The performances, to a tee, are sheer perfection. Even though several of the characters are nothing more than broad stereotypes (Bichir’s take on Bob is so ridiculously, sublimely cliched that he was able to bring the packed crowd to a road by nothing more than his intense pronunciation of Spanish swearwords, while Roth’s Oswaldo is one feathered-cap away from a Musketeer), every single actor commits to their roles with a dedication that borders on the psychotic.
To be frank, The Hateful Eight has one of the most fascinating groups of characters since…well…since Pulp Fiction. From Kurt Russell’s “John Wayne as a wife-beater” impersonation to Jackson’s stellar, multi-facted turn as Major Warren (Jackson finally gets to lead a Tarantino flick AND play Sherlock Holmes…a two for one!) to Leigh’s spiteful Daisy, these are characters that either Ford or Peckinpah would have killed for.

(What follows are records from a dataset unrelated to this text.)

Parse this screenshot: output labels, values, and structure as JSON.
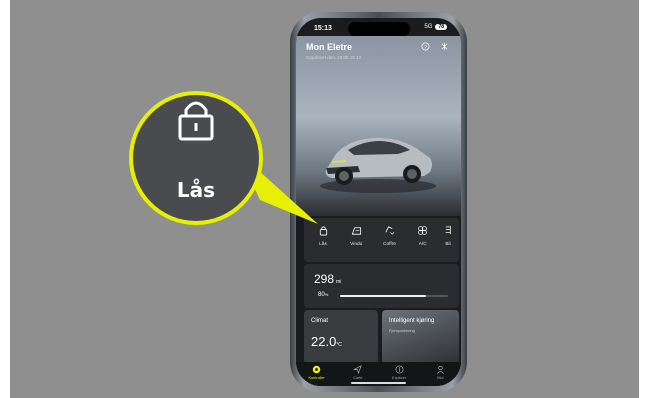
{
  "status_bar": {
    "time": "15:13",
    "network": "5G",
    "battery": "78"
  },
  "header": {
    "title": "Mon Eletre",
    "subtitle": "Oppdatert den. 29.08 15:13"
  },
  "icons": {
    "help": "help-circle-icon",
    "fan": "fan-icon"
  },
  "quick_actions": [
    {
      "label": "Lås",
      "icon": "lock-icon"
    },
    {
      "label": "Vindu",
      "icon": "window-icon"
    },
    {
      "label": "Coffre",
      "icon": "trunk-icon"
    },
    {
      "label": "A/C",
      "icon": "ac-fan-icon"
    },
    {
      "label": "Bli",
      "icon": "lights-icon"
    }
  ],
  "range": {
    "value": "298",
    "unit": "mi",
    "percent": "80",
    "percent_unit": "%",
    "fill_fraction": 0.8
  },
  "tiles": {
    "climate": {
      "label": "Climat",
      "value": "22.0",
      "unit": "°C"
    },
    "driving": {
      "label": "Intelligent kjøring",
      "sub": "Fjernparkering"
    }
  },
  "tabs": [
    {
      "label": "Kontroller",
      "icon": "steering-icon",
      "active": true
    },
    {
      "label": "Carte",
      "icon": "navigation-icon",
      "active": false
    },
    {
      "label": "Explorer",
      "icon": "compass-icon",
      "active": false
    },
    {
      "label": "Moi",
      "icon": "person-icon",
      "active": false
    }
  ],
  "callout": {
    "label": "Lås",
    "icon": "lock-icon"
  },
  "colors": {
    "accent": "#e7f000",
    "callout_fill": "#4a4b4e",
    "background": "#8f8f8f"
  }
}
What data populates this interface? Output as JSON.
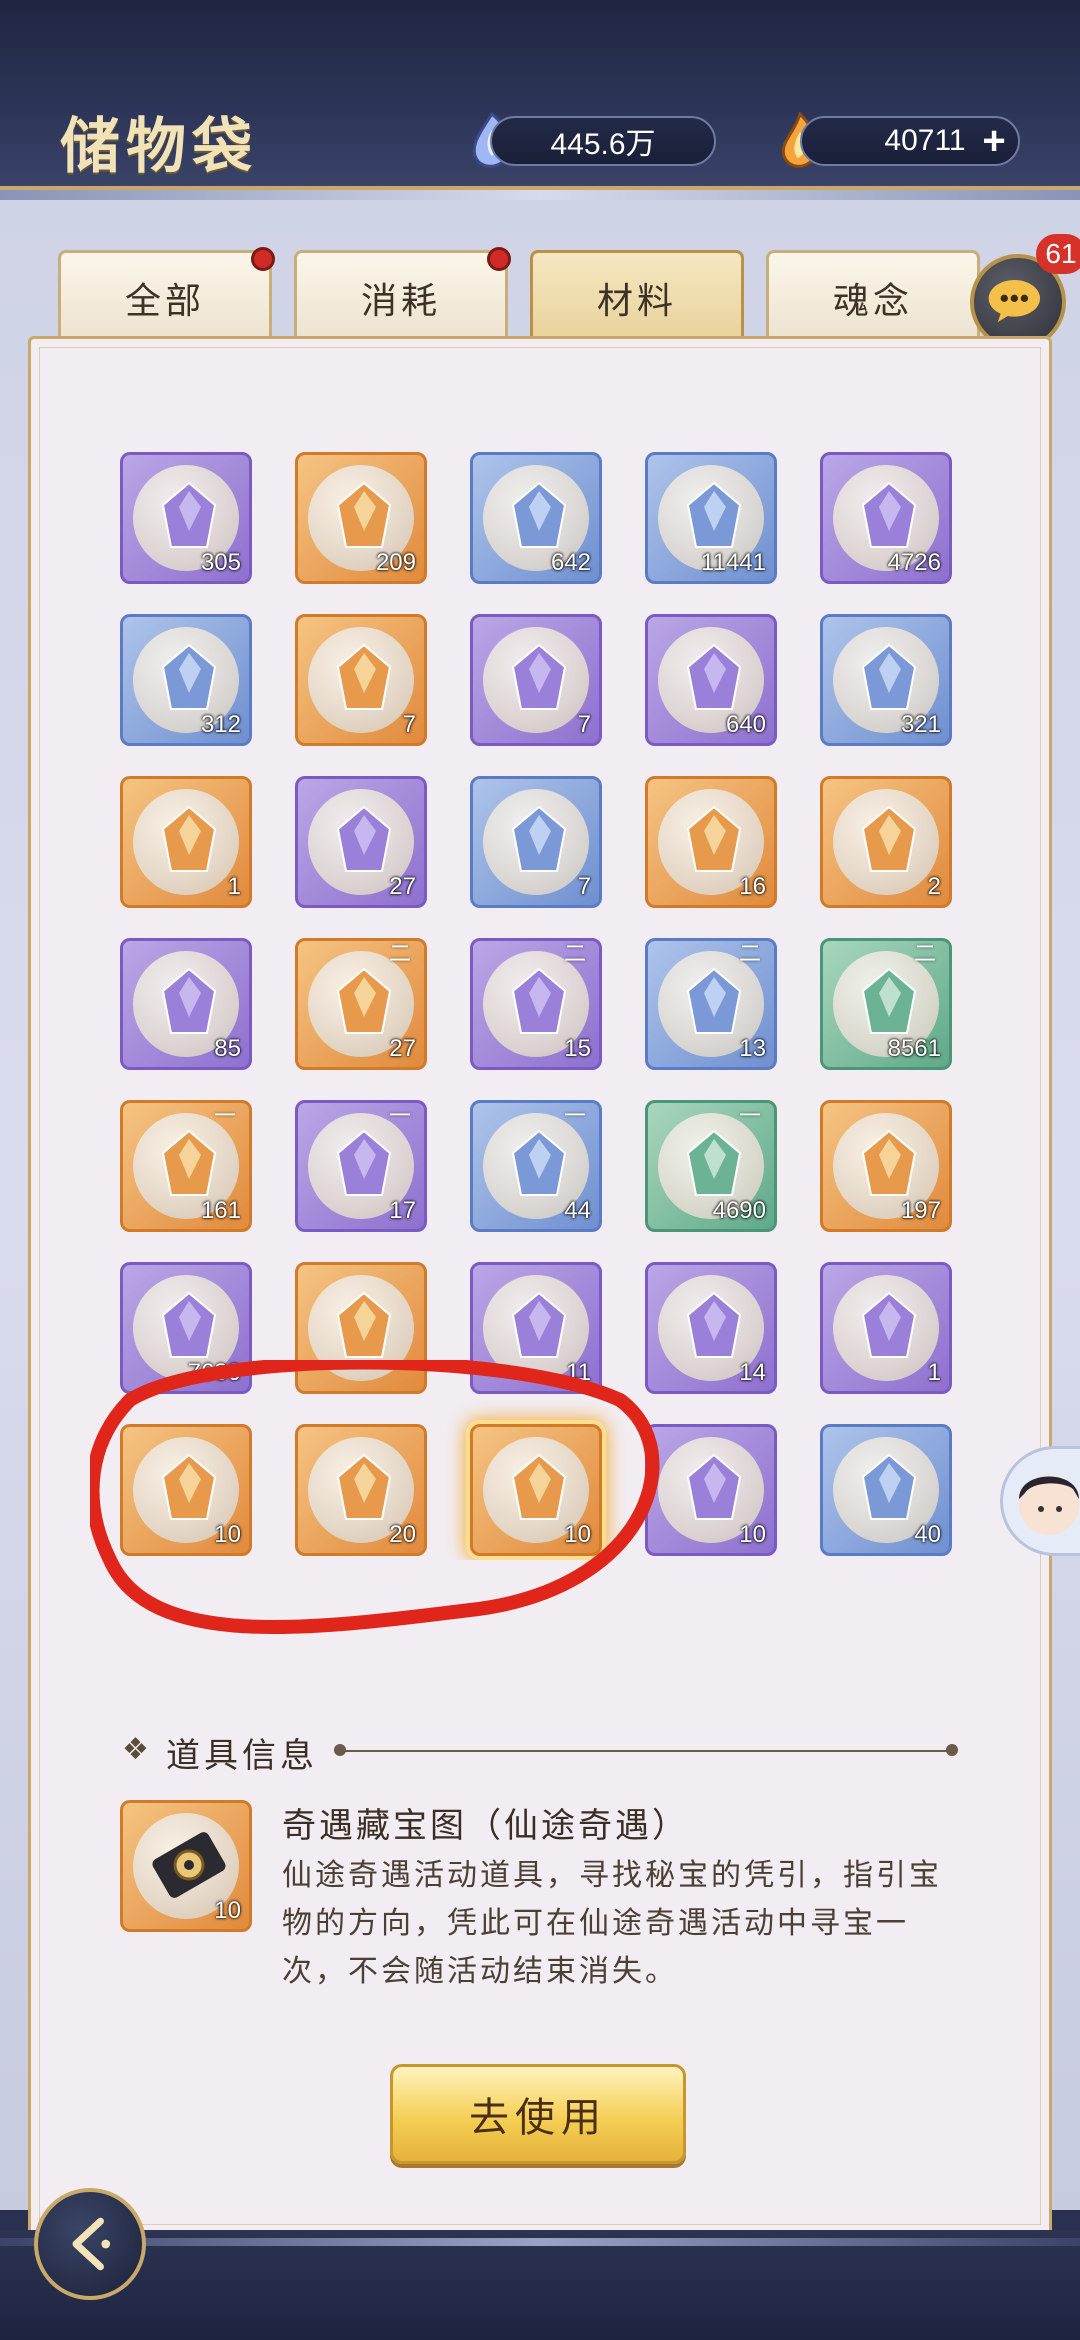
{
  "header": {
    "title": "储物袋",
    "currency_spirit": "445.6万",
    "currency_gold": "40711",
    "add_label": "+"
  },
  "tabs": [
    {
      "label": "全部",
      "has_dot": true
    },
    {
      "label": "消耗",
      "has_dot": true
    },
    {
      "label": "材料",
      "active": true
    },
    {
      "label": "魂念"
    }
  ],
  "chat": {
    "badge": "61",
    "icon": "chat-bubble-icon"
  },
  "grid": {
    "rows": [
      [
        {
          "count": "305",
          "rarity": "purple",
          "icon": "pink-gem-on-stand-icon"
        },
        {
          "count": "209",
          "rarity": "orange",
          "icon": "fire-beast-icon"
        },
        {
          "count": "642",
          "rarity": "blue",
          "icon": "blue-orb-icon"
        },
        {
          "count": "11441",
          "rarity": "blue",
          "icon": "cyan-crystal-shard-icon"
        },
        {
          "count": "4726",
          "rarity": "purple",
          "icon": "purple-crystal-cluster-icon"
        }
      ],
      [
        {
          "count": "312",
          "rarity": "blue",
          "icon": "blue-crystal-cluster-icon"
        },
        {
          "count": "7",
          "rarity": "orange",
          "icon": "red-pendant-icon"
        },
        {
          "count": "7",
          "rarity": "purple",
          "icon": "purple-crystal-icon"
        },
        {
          "count": "640",
          "rarity": "purple",
          "icon": "violet-crystal-icon"
        },
        {
          "count": "321",
          "rarity": "blue",
          "icon": "blue-egg-icon"
        }
      ],
      [
        {
          "count": "1",
          "rarity": "orange",
          "icon": "dark-sun-orb-icon"
        },
        {
          "count": "27",
          "rarity": "purple",
          "icon": "swirl-cloud-icon"
        },
        {
          "count": "7",
          "rarity": "blue",
          "icon": "gold-crystal-icon"
        },
        {
          "count": "16",
          "rarity": "orange",
          "icon": "scroll-bundle-icon"
        },
        {
          "count": "2",
          "rarity": "orange",
          "icon": "purple-scroll-icon"
        }
      ],
      [
        {
          "count": "85",
          "rarity": "purple",
          "icon": "green-herb-icon"
        },
        {
          "count": "27",
          "rarity": "orange",
          "icon": "blue-lotus-icon",
          "tier": "二"
        },
        {
          "count": "15",
          "rarity": "purple",
          "icon": "red-berries-icon",
          "tier": "二"
        },
        {
          "count": "13",
          "rarity": "blue",
          "icon": "stone-blocks-icon",
          "tier": "二"
        },
        {
          "count": "8561",
          "rarity": "green",
          "icon": "jade-ring-icon",
          "tier": "二"
        }
      ],
      [
        {
          "count": "161",
          "rarity": "orange",
          "icon": "purple-grass-icon",
          "tier": "一"
        },
        {
          "count": "17",
          "rarity": "purple",
          "icon": "orange-berries-icon",
          "tier": "一"
        },
        {
          "count": "44",
          "rarity": "blue",
          "icon": "red-tree-icon",
          "tier": "一"
        },
        {
          "count": "4690",
          "rarity": "green",
          "icon": "pink-coral-icon",
          "tier": "一"
        },
        {
          "count": "197",
          "rarity": "orange",
          "icon": "golden-crystal-cluster-icon"
        }
      ],
      [
        {
          "count": "7680",
          "rarity": "purple",
          "icon": "violet-shard-icon"
        },
        {
          "count": "",
          "rarity": "orange",
          "icon": "red-flame-orb-icon"
        },
        {
          "count": "11",
          "rarity": "purple",
          "icon": "purple-flame-orb-icon"
        },
        {
          "count": "14",
          "rarity": "purple",
          "icon": "orange-flame-orb-icon"
        },
        {
          "count": "1",
          "rarity": "purple",
          "icon": "blue-flame-orb-icon"
        }
      ],
      [
        {
          "count": "10",
          "rarity": "orange",
          "icon": "treasure-map-gold-icon"
        },
        {
          "count": "20",
          "rarity": "orange",
          "icon": "blue-ribbon-map-icon"
        },
        {
          "count": "10",
          "rarity": "orange",
          "icon": "treasure-map-dark-icon",
          "selected": true
        },
        {
          "count": "10",
          "rarity": "purple",
          "icon": "lilac-talisman-icon"
        },
        {
          "count": "40",
          "rarity": "blue",
          "icon": "lavender-talisman-icon"
        }
      ]
    ]
  },
  "info": {
    "section_title": "道具信息",
    "item_name": "奇遇藏宝图（仙途奇遇）",
    "item_count": "10",
    "description_lines": [
      "仙途奇遇活动道具，寻找秘宝的凭引，指引宝",
      "物的方向，凭此可在仙途奇遇活动中寻宝一",
      "次，不会随活动结束消失。"
    ]
  },
  "use_button": "去使用",
  "colors": {
    "purple": "#8e70cf",
    "orange": "#e18a3c",
    "blue": "#6f8fd0",
    "green": "#5fa989",
    "gold": "#c9a86a",
    "annotation_red": "#e0261b"
  }
}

Chief among greats, however? Walton Goggins knockout portrayal of the former rebel/current (maybe?) sheriff is a study in contradictions that actually works, leading to one of the great “odd couple” match-ups of recent years. Goggins has been proving himself, more and more, over the years but The Hateful Eight should stand as proof that he need prove himself no more: Goggins has fully arrived and it’s glorious to behold.
Biggest surprise here? The Hateful Eight is genuinely, subversively funny, maybe Tarantino’s most inherently humorous film since Basterds. Going in, I expected this to be a fairly grim, relatively po-faced film: nothing could be further from the truth. Whether indulging in some of that patented “talk about nothing” that Tarantino revels in or setting up sight-gags that pay off outrageous returns (never before has one filmmaker wrung so much merriment out of people being shot in the face), this is primo, tongue-in-cheek Tarantino all the way.
Ultimately, how does QT’s newest stack up with what came before? Obviously, individual results may vary but I honestly think this is his best film yet. While there’s plenty of room for continued discussion here (folks can and should continue to examine Tarantino’s insistence on racist characters, particularly in light of this film), there should be no debate as to the actual merits of the film: this is a modern classic, from start to finish. All one has to do is take a look at the film’s disparate elements (that iconic score, the groundbreaking cinematography, all-in performances, intricately-plotted storyline) that so that: whether judged on its parts or as a whole, The Hateful Eight is as rock-solid as the icy ground its characters trod.
Love him or hate him, one thing is abundantly clear: The Hateful Eight is not a film that you’ll forget anytime soon. Is it the best film of 2015? I think it might be. As mentioned before, however: individual results may vary.